Targeting T-cell dysfunction may hold the key to delaying type 1 diabetes onset and preserving beta-cell function. Findings from a study presented at the European Association for the Study of Diabetes Congress 2025 examined SAB-142, a fully human anti-thymocyte globulin, for its immunomodulatory effects in pre-clinical experiments and a Phase 1 clinical trial. 

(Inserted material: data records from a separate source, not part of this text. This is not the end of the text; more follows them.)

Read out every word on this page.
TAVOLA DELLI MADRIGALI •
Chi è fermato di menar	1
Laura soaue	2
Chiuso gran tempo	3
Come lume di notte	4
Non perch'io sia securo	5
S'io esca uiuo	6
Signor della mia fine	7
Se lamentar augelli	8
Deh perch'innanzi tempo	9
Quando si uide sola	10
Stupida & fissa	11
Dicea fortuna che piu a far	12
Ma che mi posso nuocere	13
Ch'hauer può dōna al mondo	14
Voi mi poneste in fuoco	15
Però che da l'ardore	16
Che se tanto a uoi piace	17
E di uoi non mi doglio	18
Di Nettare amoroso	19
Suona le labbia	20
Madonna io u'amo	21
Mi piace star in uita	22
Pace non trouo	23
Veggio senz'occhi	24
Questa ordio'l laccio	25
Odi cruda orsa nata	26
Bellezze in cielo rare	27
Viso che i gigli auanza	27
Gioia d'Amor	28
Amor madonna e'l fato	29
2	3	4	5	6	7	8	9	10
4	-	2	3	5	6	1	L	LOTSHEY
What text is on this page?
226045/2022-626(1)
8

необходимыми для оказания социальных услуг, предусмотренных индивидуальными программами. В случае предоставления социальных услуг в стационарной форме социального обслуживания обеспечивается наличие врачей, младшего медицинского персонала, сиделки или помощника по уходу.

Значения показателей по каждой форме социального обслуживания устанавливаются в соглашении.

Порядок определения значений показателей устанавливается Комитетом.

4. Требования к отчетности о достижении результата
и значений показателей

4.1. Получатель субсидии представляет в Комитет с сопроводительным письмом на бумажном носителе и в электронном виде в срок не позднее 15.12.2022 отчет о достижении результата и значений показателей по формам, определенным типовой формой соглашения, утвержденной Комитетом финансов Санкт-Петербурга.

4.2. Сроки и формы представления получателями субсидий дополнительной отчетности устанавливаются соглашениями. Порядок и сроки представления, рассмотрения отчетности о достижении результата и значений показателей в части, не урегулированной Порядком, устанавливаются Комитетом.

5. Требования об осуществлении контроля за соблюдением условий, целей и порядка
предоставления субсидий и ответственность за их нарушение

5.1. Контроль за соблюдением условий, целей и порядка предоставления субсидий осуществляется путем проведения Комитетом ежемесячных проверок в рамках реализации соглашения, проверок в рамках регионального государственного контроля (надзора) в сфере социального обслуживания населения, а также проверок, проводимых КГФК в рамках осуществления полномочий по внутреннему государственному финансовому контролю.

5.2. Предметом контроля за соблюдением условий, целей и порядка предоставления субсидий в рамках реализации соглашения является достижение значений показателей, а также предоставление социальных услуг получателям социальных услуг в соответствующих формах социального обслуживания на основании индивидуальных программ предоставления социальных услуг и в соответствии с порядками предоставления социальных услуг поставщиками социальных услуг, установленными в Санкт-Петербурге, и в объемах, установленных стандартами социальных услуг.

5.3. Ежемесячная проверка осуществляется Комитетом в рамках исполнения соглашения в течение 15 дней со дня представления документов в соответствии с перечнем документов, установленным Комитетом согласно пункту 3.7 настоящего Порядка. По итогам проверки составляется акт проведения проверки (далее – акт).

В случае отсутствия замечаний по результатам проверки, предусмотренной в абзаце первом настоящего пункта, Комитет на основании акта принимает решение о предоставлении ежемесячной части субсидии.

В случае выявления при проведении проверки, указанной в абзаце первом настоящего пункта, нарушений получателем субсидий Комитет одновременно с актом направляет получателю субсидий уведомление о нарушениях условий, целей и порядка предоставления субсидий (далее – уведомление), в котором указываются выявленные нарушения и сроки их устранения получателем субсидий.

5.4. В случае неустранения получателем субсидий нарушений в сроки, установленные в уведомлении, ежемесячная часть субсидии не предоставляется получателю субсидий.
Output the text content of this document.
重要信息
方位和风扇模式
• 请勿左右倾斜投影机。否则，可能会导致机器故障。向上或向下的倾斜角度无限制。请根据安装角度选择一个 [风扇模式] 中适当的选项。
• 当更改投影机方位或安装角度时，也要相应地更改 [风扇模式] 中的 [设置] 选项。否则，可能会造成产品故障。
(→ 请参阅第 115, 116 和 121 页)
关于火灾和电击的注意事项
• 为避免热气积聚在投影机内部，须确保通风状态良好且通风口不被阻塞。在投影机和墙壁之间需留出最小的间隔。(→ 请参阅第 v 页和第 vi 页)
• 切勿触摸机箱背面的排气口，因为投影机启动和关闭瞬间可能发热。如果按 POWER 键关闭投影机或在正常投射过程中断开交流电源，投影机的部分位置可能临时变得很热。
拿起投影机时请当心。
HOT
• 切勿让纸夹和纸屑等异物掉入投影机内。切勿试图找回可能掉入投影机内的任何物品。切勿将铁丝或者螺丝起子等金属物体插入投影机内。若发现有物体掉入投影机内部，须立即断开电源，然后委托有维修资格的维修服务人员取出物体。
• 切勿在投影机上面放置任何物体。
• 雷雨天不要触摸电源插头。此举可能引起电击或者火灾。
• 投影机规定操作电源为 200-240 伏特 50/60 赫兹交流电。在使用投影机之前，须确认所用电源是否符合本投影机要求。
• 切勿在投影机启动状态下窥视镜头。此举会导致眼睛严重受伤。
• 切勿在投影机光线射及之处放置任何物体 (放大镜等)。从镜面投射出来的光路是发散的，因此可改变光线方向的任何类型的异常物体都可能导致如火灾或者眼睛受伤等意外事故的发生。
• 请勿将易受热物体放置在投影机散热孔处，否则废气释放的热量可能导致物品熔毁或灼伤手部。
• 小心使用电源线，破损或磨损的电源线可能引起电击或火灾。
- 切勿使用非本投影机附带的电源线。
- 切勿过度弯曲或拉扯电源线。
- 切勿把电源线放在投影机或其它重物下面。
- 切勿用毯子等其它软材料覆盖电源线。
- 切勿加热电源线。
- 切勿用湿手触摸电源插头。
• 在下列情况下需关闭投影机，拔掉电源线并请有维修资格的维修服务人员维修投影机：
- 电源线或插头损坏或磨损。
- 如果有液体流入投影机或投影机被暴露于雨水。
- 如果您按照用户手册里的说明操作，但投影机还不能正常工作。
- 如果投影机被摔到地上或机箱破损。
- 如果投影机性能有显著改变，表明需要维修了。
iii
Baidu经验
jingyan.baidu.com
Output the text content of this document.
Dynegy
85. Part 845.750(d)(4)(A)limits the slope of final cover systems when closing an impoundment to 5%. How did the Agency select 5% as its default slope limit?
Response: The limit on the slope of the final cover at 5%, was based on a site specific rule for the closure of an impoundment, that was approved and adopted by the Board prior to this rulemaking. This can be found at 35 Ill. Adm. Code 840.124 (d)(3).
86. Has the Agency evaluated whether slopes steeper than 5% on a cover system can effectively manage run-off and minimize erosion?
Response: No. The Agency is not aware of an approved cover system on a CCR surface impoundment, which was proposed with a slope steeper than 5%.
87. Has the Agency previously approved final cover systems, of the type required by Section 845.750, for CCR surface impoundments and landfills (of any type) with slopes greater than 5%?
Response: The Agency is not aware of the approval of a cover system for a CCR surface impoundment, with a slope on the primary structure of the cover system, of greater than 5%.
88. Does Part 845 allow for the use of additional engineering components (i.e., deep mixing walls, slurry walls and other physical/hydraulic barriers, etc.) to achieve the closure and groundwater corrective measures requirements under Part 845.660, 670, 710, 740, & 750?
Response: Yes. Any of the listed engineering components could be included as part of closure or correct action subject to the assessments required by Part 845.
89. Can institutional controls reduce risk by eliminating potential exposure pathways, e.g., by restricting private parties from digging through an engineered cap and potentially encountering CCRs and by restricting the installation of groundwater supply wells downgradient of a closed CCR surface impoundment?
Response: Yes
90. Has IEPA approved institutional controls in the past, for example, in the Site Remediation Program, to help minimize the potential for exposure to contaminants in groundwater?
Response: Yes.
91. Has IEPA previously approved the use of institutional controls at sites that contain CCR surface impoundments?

In vitro, SAB-142 selectively reduced CD8 T cells while sparing regulatory T cells, promoting naïve conventional T-cell activation and proliferation. In vivo, treatment induced sustained exhaustion of CD4 and CD8 T-cell subsets, evidenced by increased PD-1 and TIGIT expression up to 120 days, without cytotoxicity. Regulatory T cells exhibited enhanced inhibitory receptor expression, potentially amplifying their suppressive function. Compared to rabbit anti-thymocyte globulin, SAB-142 uniquely modulated CD8 T cells and allowed re-dosing due to the absence of serum sickness or anti-drug antibodies. 

These findings indicate a multi-target mechanism capable of safely restoring immunotolerance, offering a promising therapeutic approach to improve disease outcomes and preserve pancreatic function in patients with type 1 diabetes.